The Butcher Boy; psychological drama / crime, Ireland, 1997; D: Neil Jordan, S: Eamonn Owens, Stephen Rea, Alan Boyle, Andrew Fullerton, Fiona Shaw, Aisling O'Sullivan, Milo O'Shea, Sinéad O'Connor
A small Irish town during the Cuban missile crisis. Francie Brady (12) lives with his alcoholic father and suicidal mother. Francie runs away from home and spends some time at a cinema and reading comic books, but when he returns, his mother has died. His only friend is boy Joe, but Mrs. Nugent advises him against seeing Francie, whom she deems as mentally unstable and a "pig". As a revenge, Francie causes a mess and defecates at her place, and is thus sent to a reform school. When a priest tries to molest him, Francie is released by the principal under the promise to keep quiet about the incident. Dad dies while Joe disappears from the town. Francie finds him in a catholic school, but Joe says he is not his friend anymore, so the priests throw Francie out. Francie finds a job as a butcher boy and kills Mrs. Nugent, hiding pieces of her corpse under cabbage waste. The police arrest him and he spends 30 years at a mental asylum. As a grown up, he is released from the institution.

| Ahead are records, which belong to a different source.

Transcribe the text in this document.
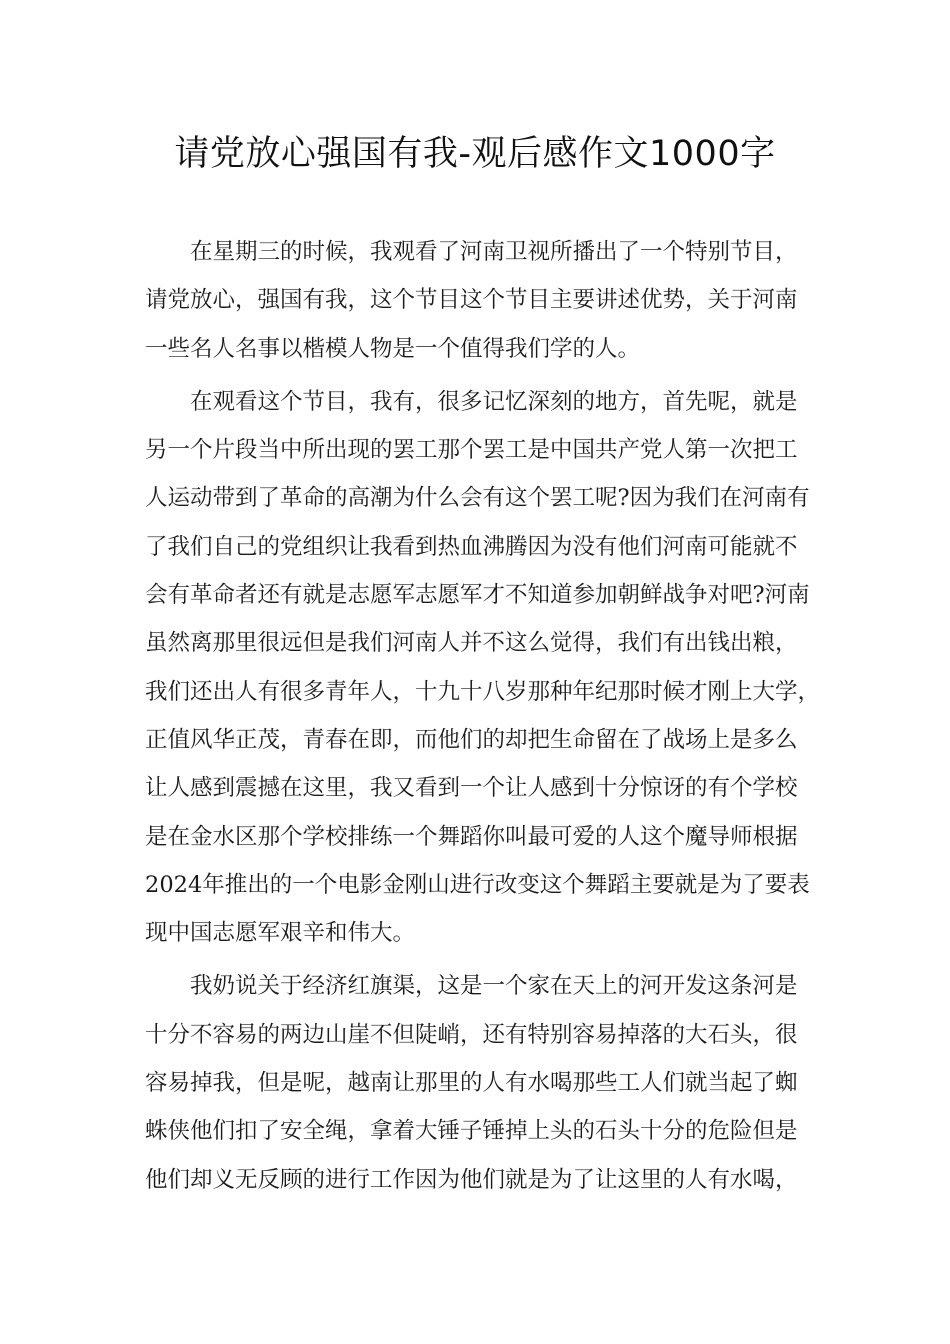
请党放心强国有我-观后感作文1000字
在星期三的时候，我观看了河南卫视所播出了一个特别节目，
请党放心，强国有我，这个节目这个节目主要讲述优势，关于河南
一些名人名事以楷模人物是一个值得我们学的人。
在观看这个节目，我有，很多记忆深刻的地方，首先呢，就是
另一个片段当中所出现的罢工那个罢工是中国共产党人第一次把工
人运动带到了革命的高潮为什么会有这个罢工呢?因为我们在河南有
了我们自己的党组织让我看到热血沸腾因为没有他们河南可能就不
会有革命者还有就是志愿军志愿军才不知道参加朝鲜战争对吧?河南
虽然离那里很远但是我们河南人并不这么觉得，我们有出钱出粮，
我们还出人有很多青年人，十九十八岁那种年纪那时候才刚上大学，
正值风华正茂，青春在即，而他们的却把生命留在了战场上是多么
让人感到震撼在这里，我又看到一个让人感到十分惊讶的有个学校
是在金水区那个学校排练一个舞蹈你叫最可爱的人这个魔导师根据
2024年推出的一个电影金刚山进行改变这个舞蹈主要就是为了要表
现中国志愿军艰辛和伟大。
我奶说关于经济红旗渠，这是一个家在天上的河开发这条河是
十分不容易的两边山崖不但陡峭，还有特别容易掉落的大石头，很
容易掉我，但是呢，越南让那里的人有水喝那些工人们就当起了蜘
蛛侠他们扣了安全绳，拿着大锤子锤掉上头的石头十分的危险但是
他们却义无反顾的进行工作因为他们就是为了让这里的人有水喝，
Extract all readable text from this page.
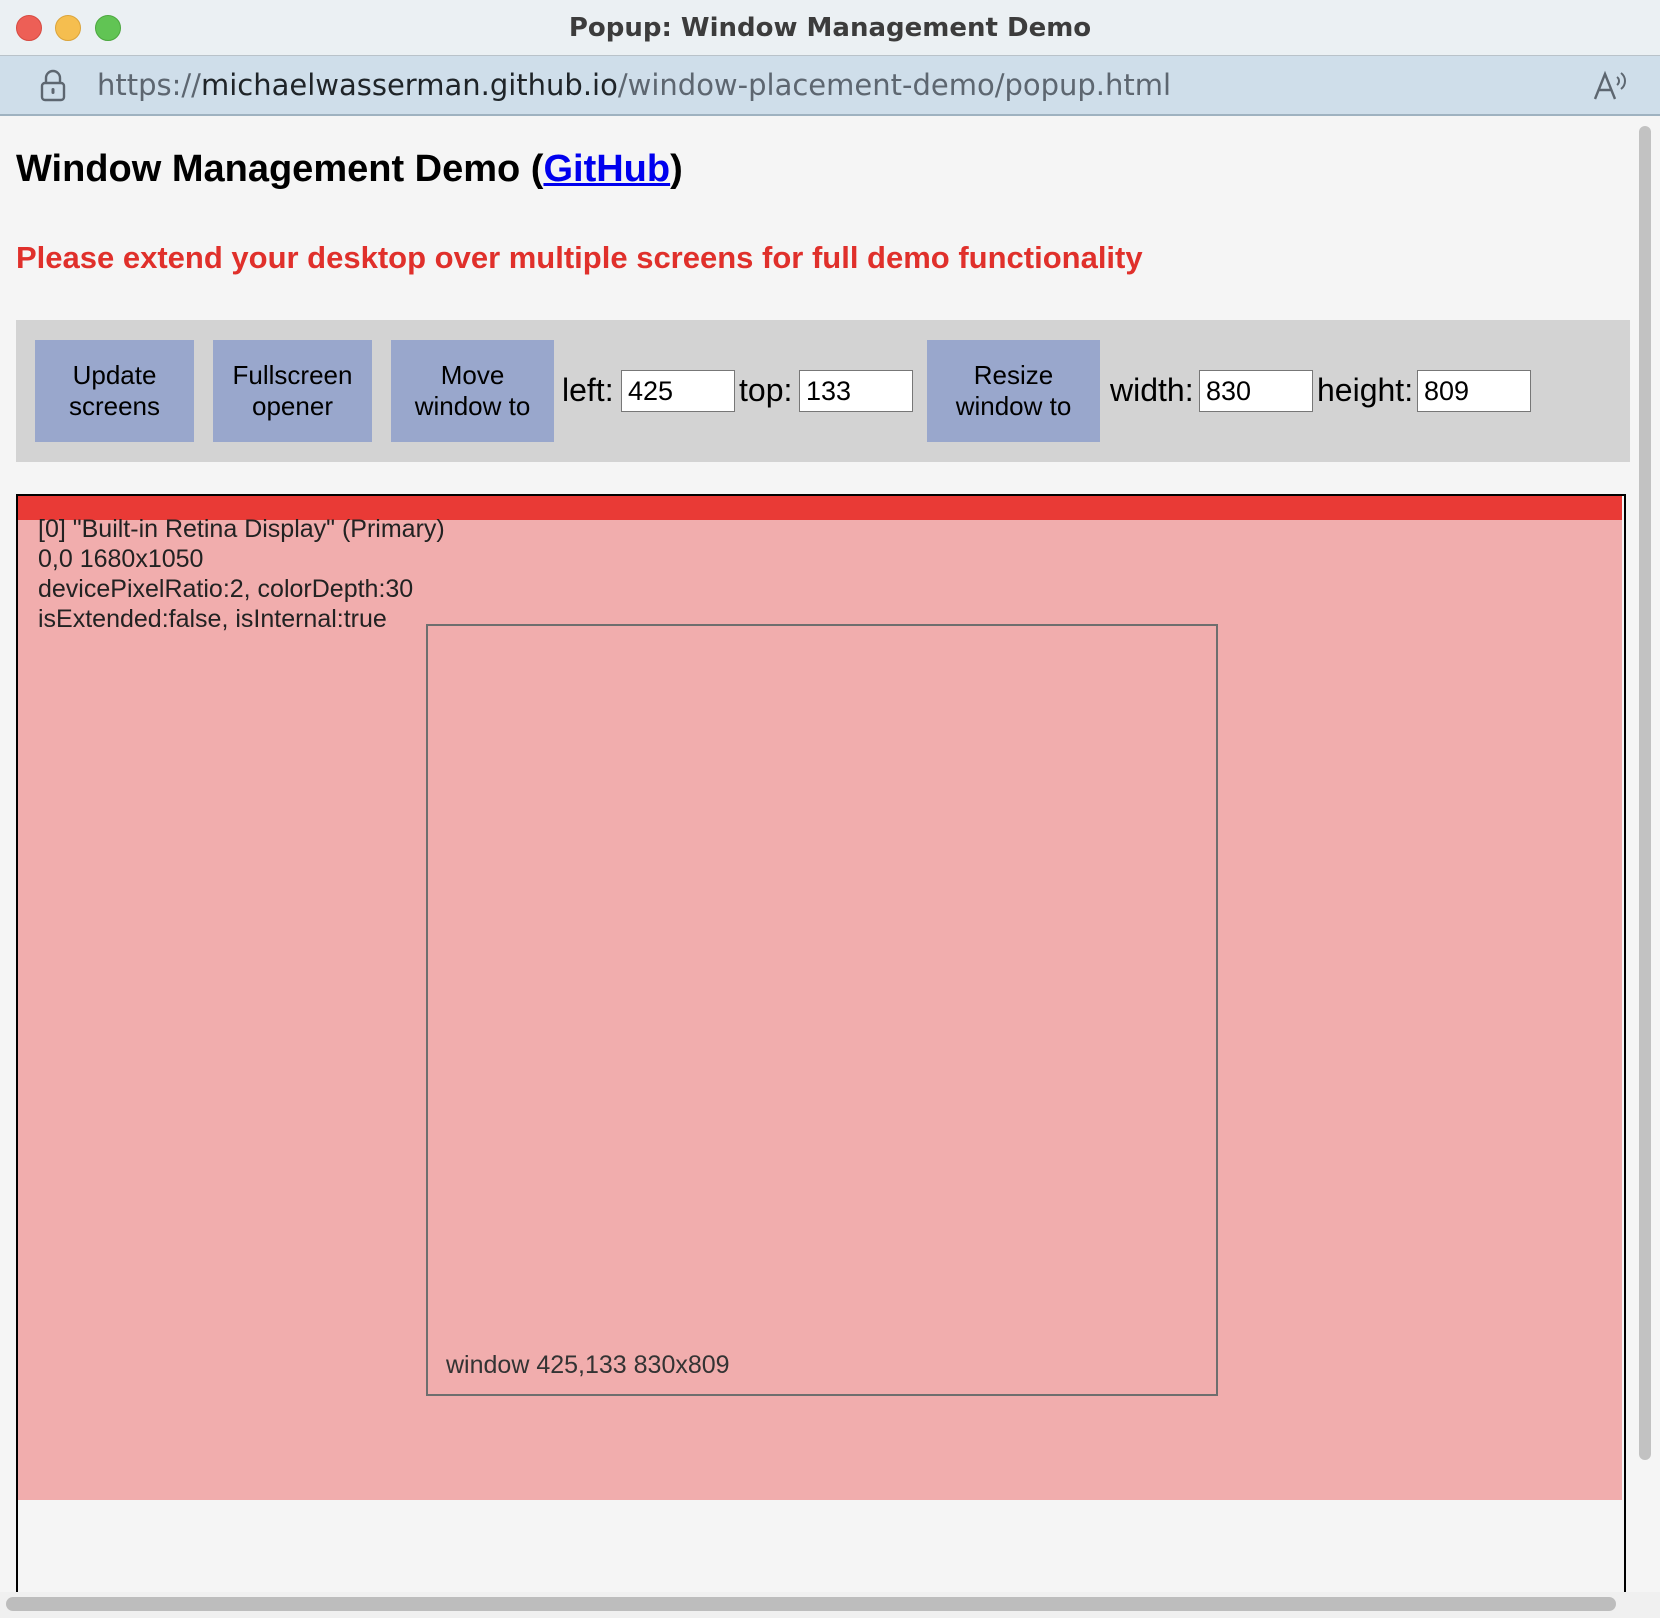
Popup: Window Management Demo
https://michaelwasserman.github.io/window-placement-demo/popup.html
Window Management Demo (GitHub)
Please extend your desktop over multiple screens for full demo functionality
Update
screens
Fullscreen
opener
Move
window to left:
425	top:
133	Resize
window to	width:
830	height:
809
[0] "Built-in Retina Display" (Primary)
0,0 1680x1050
devicePixelRatio:2, colorDepth:30
isExtended:false, isInternal:true
window 425,133 830x809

"A Clockwork Orange" meets "Problem Child"—something like that could be used to describe this bizarre patchwork by Neil Jordan, based on the eponymous novel by Patrick McCabe. The protagonist in question is a mentally ill boy, Francie, and his aggressiveness should be discouraged, which makes Jordan's job of trying to somehow explain his behavior by showing him as a victim of traumatic childhood somewhat unconvincing. The story also seems lost, meandering through several episodes, which all comes across as aimless. The topic seems to be wrong, but Jordan still directs the film with a lot of creativity and black humor: the idea that the narrator speaks with Francie in one scene 36 minutes into the film is genius; whereas Sinead O'Connor is fabulous as Holy Mary in four brief scenes, who talks to Francie as an apparition. One great laugh has Holy Mary being absent for a very long time in the final third act, and when she finally appears again next to a grown up Francie, he just turns around and says: "Hi, stranger!" Jordan even goes so far to make fun of pedophilia in Catholic church in the scene where Francie, in a reform school, is telling about his vision of Holy Mary, while a priest (Milo O'Shea) is leaned on right behind him, as the narrator goes: "So there I am, telling him the story, and the next thing his hand is jiggling in his pocket. What are you doing there, Father Teddly? Pay attention!... Just what is one half of Father Teddly doing over with the boot case, and the other half on the floor?" Though this subplot should have been developed further, and not just glossed over like it is a trivial thing. Some little details are exquisite (a cupcake spinning on a record player; Mrs. Nugent's two brothers want to scare Francie by holding his face down in a river, after a while he stops moving, so they panic and run away—but later, when a shocked Joe turns him around, Francie smiles in the water, because he just faked that he drowned). Can a story about a mentally ill child killer be translated into great art? In this case, not quite. But it is still a good, albeit controversial film about wrongly adapted individuals whose lack of social skills just make them ruin their life even more.